Erica: CatatumboJune 30, 2009
This trip was lots of fun, and different than the others because it was just me and two other americans who planned it last-minute. It was totally worth it, though.
This is a picture of the “Ranger’s Station” in our area of Lake Maracaibo. For those not familiar with Venezuelan geography, this lake is actually the huge bay in northern Venezuela, but they all call it a lake because the inlet is small in comparison with how big the area of water is, and the species here (at least where we were, on the south-west edge of it) are fresh-water.
This is where we slept (yay for the return of the hammocks!) Luckily there was a breeze for most of the night so we didn’t get bitten too badly by the mosquitoes. My hammock was the one closest to the corner, and when it got dark I could see the stars from where I was laying down. It was really clear at night and was excellent stargazing conditions once the quarter moon retired. It was amazing, this picture is facing north, and that’s where the lightning phenomenon started and stayed for about two hours, then it moved to the southwest. So we had this awesome lights show in the distance (I decided it was a pretty good substitute for missing the 4th of July celebrations) and a clear sky above us.
At its peak, we would see flashes every two or three seconds. Most of it was cloud-to-cloud, but some of it was striking down too. It was too far away to hear the thunder, but that made it all the more mysterious and special. Most of the night I sat with my two other american girl friends talking about our Venezuelan experience. There were only five of us tourists there (two Germans were with us), with two guides and the boat driver. I think I prefer smaller groups like this, you can get to know people better and generally have a more intimate experience.
This is the view from the water, our “cabin” was on stilts in the water like the Ranger Station. It was fun and really interesting to be there totally surrounded by water, we weren’t even close to the shore.

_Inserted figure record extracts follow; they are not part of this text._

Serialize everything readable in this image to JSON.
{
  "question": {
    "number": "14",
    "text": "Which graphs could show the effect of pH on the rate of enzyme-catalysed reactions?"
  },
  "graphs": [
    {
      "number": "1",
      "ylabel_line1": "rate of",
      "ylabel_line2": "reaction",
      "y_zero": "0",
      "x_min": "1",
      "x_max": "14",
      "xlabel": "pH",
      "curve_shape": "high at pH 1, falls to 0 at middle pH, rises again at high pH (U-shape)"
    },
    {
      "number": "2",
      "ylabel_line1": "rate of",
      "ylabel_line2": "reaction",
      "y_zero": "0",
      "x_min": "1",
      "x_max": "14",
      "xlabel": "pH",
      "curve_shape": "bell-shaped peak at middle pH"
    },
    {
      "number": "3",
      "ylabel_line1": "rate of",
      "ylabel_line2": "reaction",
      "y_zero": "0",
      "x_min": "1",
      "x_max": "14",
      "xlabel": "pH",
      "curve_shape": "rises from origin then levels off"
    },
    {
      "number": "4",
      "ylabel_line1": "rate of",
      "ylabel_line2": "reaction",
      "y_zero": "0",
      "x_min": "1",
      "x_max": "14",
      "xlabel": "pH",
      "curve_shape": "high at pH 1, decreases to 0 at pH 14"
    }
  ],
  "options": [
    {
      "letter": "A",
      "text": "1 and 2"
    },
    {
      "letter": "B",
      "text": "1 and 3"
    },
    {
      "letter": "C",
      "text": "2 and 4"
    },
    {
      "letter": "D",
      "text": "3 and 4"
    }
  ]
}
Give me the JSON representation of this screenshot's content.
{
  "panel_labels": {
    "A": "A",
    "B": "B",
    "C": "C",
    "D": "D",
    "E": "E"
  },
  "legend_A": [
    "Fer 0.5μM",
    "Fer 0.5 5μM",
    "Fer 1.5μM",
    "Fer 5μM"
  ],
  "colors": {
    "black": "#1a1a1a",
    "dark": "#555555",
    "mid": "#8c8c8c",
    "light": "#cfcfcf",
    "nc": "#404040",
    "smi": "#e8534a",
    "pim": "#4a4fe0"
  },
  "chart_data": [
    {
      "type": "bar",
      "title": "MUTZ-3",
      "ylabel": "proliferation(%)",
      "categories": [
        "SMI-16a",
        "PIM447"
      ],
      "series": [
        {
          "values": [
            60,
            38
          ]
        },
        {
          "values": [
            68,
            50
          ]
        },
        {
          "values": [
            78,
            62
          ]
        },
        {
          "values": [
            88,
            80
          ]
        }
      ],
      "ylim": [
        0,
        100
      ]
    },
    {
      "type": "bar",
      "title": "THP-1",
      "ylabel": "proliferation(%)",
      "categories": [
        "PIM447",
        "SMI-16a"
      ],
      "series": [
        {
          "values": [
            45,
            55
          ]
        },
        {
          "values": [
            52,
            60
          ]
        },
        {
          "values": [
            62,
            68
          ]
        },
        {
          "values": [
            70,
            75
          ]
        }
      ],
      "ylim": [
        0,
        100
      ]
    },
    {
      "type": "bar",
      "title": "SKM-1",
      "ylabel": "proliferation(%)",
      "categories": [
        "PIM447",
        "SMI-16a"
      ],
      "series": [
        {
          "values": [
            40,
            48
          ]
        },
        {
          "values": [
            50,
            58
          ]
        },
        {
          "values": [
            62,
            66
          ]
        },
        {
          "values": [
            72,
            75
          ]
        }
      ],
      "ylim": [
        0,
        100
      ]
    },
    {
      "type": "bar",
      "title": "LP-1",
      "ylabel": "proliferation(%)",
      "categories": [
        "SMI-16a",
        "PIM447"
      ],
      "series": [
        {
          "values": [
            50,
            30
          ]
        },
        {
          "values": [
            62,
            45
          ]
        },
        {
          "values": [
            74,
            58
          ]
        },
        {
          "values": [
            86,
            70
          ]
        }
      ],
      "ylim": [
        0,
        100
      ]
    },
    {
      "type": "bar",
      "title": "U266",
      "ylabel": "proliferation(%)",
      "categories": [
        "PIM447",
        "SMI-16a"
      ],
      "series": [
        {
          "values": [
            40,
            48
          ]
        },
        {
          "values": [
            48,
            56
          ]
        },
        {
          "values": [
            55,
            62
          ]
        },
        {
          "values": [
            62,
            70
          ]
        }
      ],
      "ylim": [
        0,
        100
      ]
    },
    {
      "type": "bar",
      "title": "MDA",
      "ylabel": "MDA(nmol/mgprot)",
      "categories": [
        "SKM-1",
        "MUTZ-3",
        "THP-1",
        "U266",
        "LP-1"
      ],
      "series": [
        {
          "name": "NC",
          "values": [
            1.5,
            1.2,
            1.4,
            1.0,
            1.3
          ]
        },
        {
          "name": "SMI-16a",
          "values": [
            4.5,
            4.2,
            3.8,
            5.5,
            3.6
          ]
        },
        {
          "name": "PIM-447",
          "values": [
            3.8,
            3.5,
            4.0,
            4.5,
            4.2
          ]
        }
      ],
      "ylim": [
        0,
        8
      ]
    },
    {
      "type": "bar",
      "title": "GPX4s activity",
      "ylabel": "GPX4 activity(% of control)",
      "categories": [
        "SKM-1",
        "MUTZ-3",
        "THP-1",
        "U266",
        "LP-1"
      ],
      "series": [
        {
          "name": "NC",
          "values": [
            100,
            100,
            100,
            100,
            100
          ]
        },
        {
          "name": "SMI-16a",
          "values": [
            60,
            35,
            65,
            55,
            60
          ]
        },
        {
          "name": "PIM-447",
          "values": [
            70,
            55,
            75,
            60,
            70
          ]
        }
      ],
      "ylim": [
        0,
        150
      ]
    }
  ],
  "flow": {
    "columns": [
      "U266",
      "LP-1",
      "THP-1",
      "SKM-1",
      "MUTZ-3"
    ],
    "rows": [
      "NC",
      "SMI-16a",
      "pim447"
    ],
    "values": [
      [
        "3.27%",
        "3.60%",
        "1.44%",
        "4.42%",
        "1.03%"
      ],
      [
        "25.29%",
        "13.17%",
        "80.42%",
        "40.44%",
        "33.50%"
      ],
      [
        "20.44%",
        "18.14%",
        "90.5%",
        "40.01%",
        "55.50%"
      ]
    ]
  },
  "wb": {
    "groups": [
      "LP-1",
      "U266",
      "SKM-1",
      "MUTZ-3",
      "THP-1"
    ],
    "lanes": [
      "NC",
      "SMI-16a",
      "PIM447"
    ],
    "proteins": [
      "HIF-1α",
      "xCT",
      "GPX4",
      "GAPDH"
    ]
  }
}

Here are some birds we saw on what was formerly a cabin like the one we stayed in. Our guide explained that wealthier individuals (many of them living in European countries) build these cabins and then never use them. So, as local fishermen notice that no one ever comes around, they begin to take building materials from the house to use for their own houses or building projects. Eventually, all that is left are the stakes that are cemented into the lake bottom. At least it’s being recycled.
There was a lot of poverty in the areas we drove by for this trip, more-so than I have seen yet. We passed by houses that were no bigger than some regional park bathroom buildings, mostly (sometimes entirely) made up of the roofing material you see here. The people I saw in these areas were usually just sort of sitting there. In a few neighborhoods they were burning trash and you’d see these areas with broken glass and miscellaneous garbage everywhere, and kids would be walking in these areas with no shoes on. It was really sad and eye-opening to see that first-hand.
This was one of the memorials we passed on the road. Catholic Venezuelans put these up to commemorate family members or friends who have died in auto accidents, in the places where it happened (like the crosses we sometimes see in the states). It was a more than a little nerve-wracking and creepy to see such a high concentration of them on the roads. 99% of them are little churches, with varying complexity and elaboration.
This is a lake we stopped at for a little bit. Some kind of mineral is present which makes it this shade of brown-green, and it was salty. Our guide told us there are only two like this in the world. The other one is in Holland.